Saúde do rio, obras adicionais: entraves à transposição
Folha de S.Paulo – Fábio Victor e Eduardo Knapp
Enquanto o governo Temer alardeia a chegada da água da transposição às primeiras cidades do Nordeste, hidrólogos e estudiosos do semiárido nordestino apontam quatro entraves principais para que a transposição funcione: a debilidade atual do rio São Francisco para suprir a nova demanda; a ausência ou precariedade de obras complementares para fazer a água dos canais chegar às torneiras; a prioridade ao agronegócio, em detrimento do abastecimento humano; e o temor quanto ao furto de água dos canais, algo recorrente em projetos na região.

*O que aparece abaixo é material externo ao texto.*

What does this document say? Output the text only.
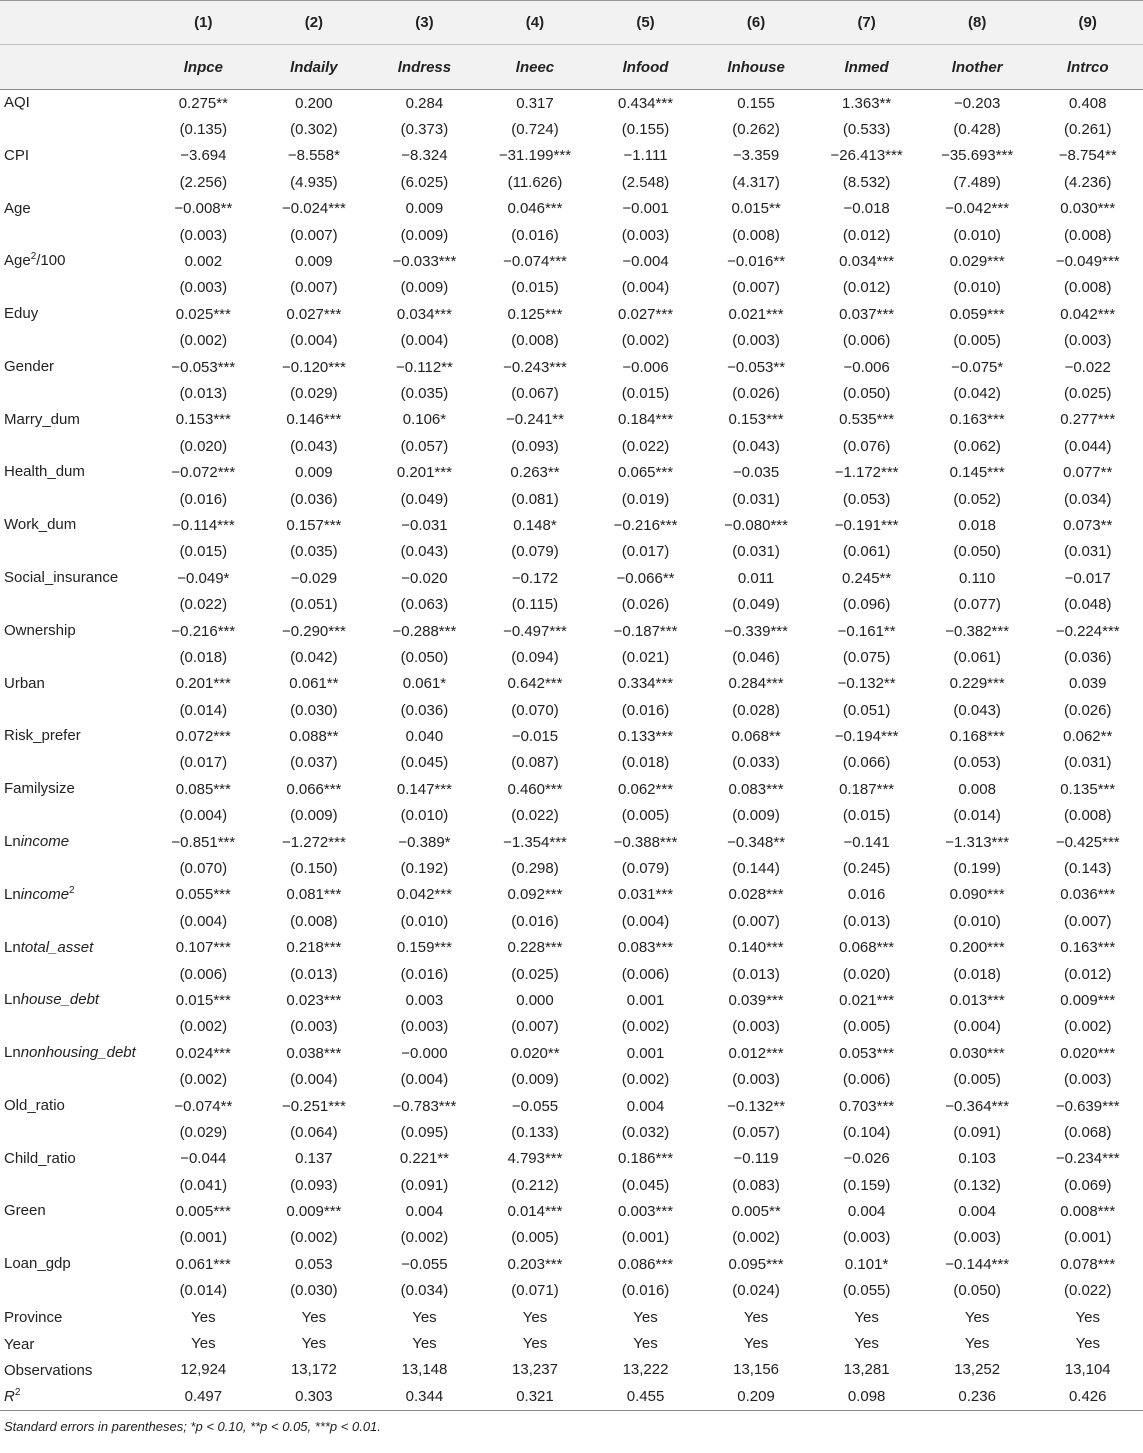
	(1)	(2)	(3)	(4)	(5)	(6)	(7)	(8)	(9)
	lnpce	lndaily	lndress	lneec	lnfood	lnhouse	lnmed	lnother	lntrco
AQI	0.275**	0.200	0.284	0.317	0.434***	0.155	1.363**	−0.203	0.408
	(0.135)	(0.302)	(0.373)	(0.724)	(0.155)	(0.262)	(0.533)	(0.428)	(0.261)
CPI	−3.694	−8.558*	−8.324	−31.199***	−1.111	−3.359	−26.413***	−35.693***	−8.754**
	(2.256)	(4.935)	(6.025)	(11.626)	(2.548)	(4.317)	(8.532)	(7.489)	(4.236)
Age	−0.008**	−0.024***	0.009	0.046***	−0.001	0.015**	−0.018	−0.042***	0.030***
	(0.003)	(0.007)	(0.009)	(0.016)	(0.003)	(0.008)	(0.012)	(0.010)	(0.008)
Age$^2$/100	0.002	0.009	−0.033***	−0.074***	−0.004	−0.016**	0.034***	0.029***	−0.049***
	(0.003)	(0.007)	(0.009)	(0.015)	(0.004)	(0.007)	(0.012)	(0.010)	(0.008)
Eduy	0.025***	0.027***	0.034***	0.125***	0.027***	0.021***	0.037***	0.059***	0.042***
	(0.002)	(0.004)	(0.004)	(0.008)	(0.002)	(0.003)	(0.006)	(0.005)	(0.003)
Gender	−0.053***	−0.120***	−0.112**	−0.243***	−0.006	−0.053**	−0.006	−0.075*	−0.022
	(0.013)	(0.029)	(0.035)	(0.067)	(0.015)	(0.026)	(0.050)	(0.042)	(0.025)
Marry_dum	0.153***	0.146***	0.106*	−0.241**	0.184***	0.153***	0.535***	0.163***	0.277***
	(0.020)	(0.043)	(0.057)	(0.093)	(0.022)	(0.043)	(0.076)	(0.062)	(0.044)
Health_dum	−0.072***	0.009	0.201***	0.263**	0.065***	−0.035	−1.172***	0.145***	0.077**
	(0.016)	(0.036)	(0.049)	(0.081)	(0.019)	(0.031)	(0.053)	(0.052)	(0.034)
Work_dum	−0.114***	0.157***	−0.031	0.148*	−0.216***	−0.080***	−0.191***	0.018	0.073**
	(0.015)	(0.035)	(0.043)	(0.079)	(0.017)	(0.031)	(0.061)	(0.050)	(0.031)
Social_insurance	−0.049*	−0.029	−0.020	−0.172	−0.066**	0.011	0.245**	0.110	−0.017
	(0.022)	(0.051)	(0.063)	(0.115)	(0.026)	(0.049)	(0.096)	(0.077)	(0.048)
Ownership	−0.216***	−0.290***	−0.288***	−0.497***	−0.187***	−0.339***	−0.161**	−0.382***	−0.224***
	(0.018)	(0.042)	(0.050)	(0.094)	(0.021)	(0.046)	(0.075)	(0.061)	(0.036)
Urban	0.201***	0.061**	0.061*	0.642***	0.334***	0.284***	−0.132**	0.229***	0.039
	(0.014)	(0.030)	(0.036)	(0.070)	(0.016)	(0.028)	(0.051)	(0.043)	(0.026)
Risk_prefer	0.072***	0.088**	0.040	−0.015	0.133***	0.068**	−0.194***	0.168***	0.062**
	(0.017)	(0.037)	(0.045)	(0.087)	(0.018)	(0.033)	(0.066)	(0.053)	(0.031)
Familysize	0.085***	0.066***	0.147***	0.460***	0.062***	0.083***	0.187***	0.008	0.135***
	(0.004)	(0.009)	(0.010)	(0.022)	(0.005)	(0.009)	(0.015)	(0.014)	(0.008)
Lnincome	−0.851***	−1.272***	−0.389*	−1.354***	−0.388***	−0.348**	−0.141	−1.313***	−0.425***
	(0.070)	(0.150)	(0.192)	(0.298)	(0.079)	(0.144)	(0.245)	(0.199)	(0.143)
Lnincome$^2$	0.055***	0.081***	0.042***	0.092***	0.031***	0.028***	0.016	0.090***	0.036***
	(0.004)	(0.008)	(0.010)	(0.016)	(0.004)	(0.007)	(0.013)	(0.010)	(0.007)
Lntotal_asset	0.107***	0.218***	0.159***	0.228***	0.083***	0.140***	0.068***	0.200***	0.163***
	(0.006)	(0.013)	(0.016)	(0.025)	(0.006)	(0.013)	(0.020)	(0.018)	(0.012)
Lnhouse_debt	0.015***	0.023***	0.003	0.000	0.001	0.039***	0.021***	0.013***	0.009***
	(0.002)	(0.003)	(0.003)	(0.007)	(0.002)	(0.003)	(0.005)	(0.004)	(0.002)
Lnnonhousing_debt	0.024***	0.038***	−0.000	0.020**	0.001	0.012***	0.053***	0.030***	0.020***
	(0.002)	(0.004)	(0.004)	(0.009)	(0.002)	(0.003)	(0.006)	(0.005)	(0.003)
Old_ratio	−0.074**	−0.251***	−0.783***	−0.055	0.004	−0.132**	0.703***	−0.364***	−0.639***
	(0.029)	(0.064)	(0.095)	(0.133)	(0.032)	(0.057)	(0.104)	(0.091)	(0.068)
Child_ratio	−0.044	0.137	0.221**	4.793***	0.186***	−0.119	−0.026	0.103	−0.234***
	(0.041)	(0.093)	(0.091)	(0.212)	(0.045)	(0.083)	(0.159)	(0.132)	(0.069)
Green	0.005***	0.009***	0.004	0.014***	0.003***	0.005**	0.004	0.004	0.008***
	(0.001)	(0.002)	(0.002)	(0.005)	(0.001)	(0.002)	(0.003)	(0.003)	(0.001)
Loan_gdp	0.061***	0.053	−0.055	0.203***	0.086***	0.095***	0.101*	−0.144***	0.078***
	(0.014)	(0.030)	(0.034)	(0.071)	(0.016)	(0.024)	(0.055)	(0.050)	(0.022)
Province	Yes	Yes	Yes	Yes	Yes	Yes	Yes	Yes	Yes
Year	Yes	Yes	Yes	Yes	Yes	Yes	Yes	Yes	Yes
Observations	12,924	13,172	13,148	13,237	13,222	13,156	13,281	13,252	13,104
$R^2$	0.497	0.303	0.344	0.321	0.455	0.209	0.098	0.236	0.426
Standard errors in parentheses; *p < 0.10, **p < 0.05, ***p < 0.01.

Um ponto crucial é saber se a vazão captada do São Francisco, por autorização da ANA (Agência Nacional de Águas), prejudicará a bacia do rio. Hoje, por causa da seca, ela é de 26,4 m³ por segundo, mas em época de cheia poderá chegar a 127 m³/s.
O governo argumenta que a retirada não afetará o manancial. O engenheiro agrônomo João Suassuna, 64, pesquisador da Fundaj (Fundação Joaquim Nabuco) especialista em semiárido, discorda. “O São Francisco tem problemas hidrológicos sérios e não tem volume para abastecer a transposição. É um rio de múltiplos usos, responsável por 95% da energia gerada no Nordeste, irriga uma área de 340 mil hectares.”
Segundo Suassuna, a fronteira agrícola de Mapitoba (Maranhão, Piauí, Tocantis e Bahia) é outra ameaça ao rio. “Os produtores de soja estão exaurindo as águas de subsolo dessa região, do aquífero Urucuia, o que já está interferindo nas vazões de base do são Francisco, que alimentam o leito do rio.”
Assim como Suassuna, o hidrólogo João Abner, 63, professor titular aposentado da UFRN, crê que a prioridade de uso da água será do agronegócio, diferentemente do que afirma o governo, para quem a primazia é para o abastecimento humano.
“Os canais foram dimensionados para uma vazão quatro vezes maior do que a outorgada. E a expectativa de desenvolvimento pregada largamente por todos os políticos vai pressionar sempre por aumento de vazão para atender o agronegócio. Os Estados da região estão com grandes projetos em andamento baseados na vazão máxima. Esse é o maior conflito do projeto”, diz Abner.
Secretário de recursos hídricos de Pernambuco até janeiro passado, o engenheiro José Almir Cirilo, doutor em recursos hídricos e professor titular da UFPE, discorda dos colegas sobre o prejuízo ao rio. “Os 26 m³/s são vitais e representam apenas 1% da vazão média do São Francisco. Mesmo na crise atual que também afeta a bacia do rio, é uma retirada insignificante”, defende.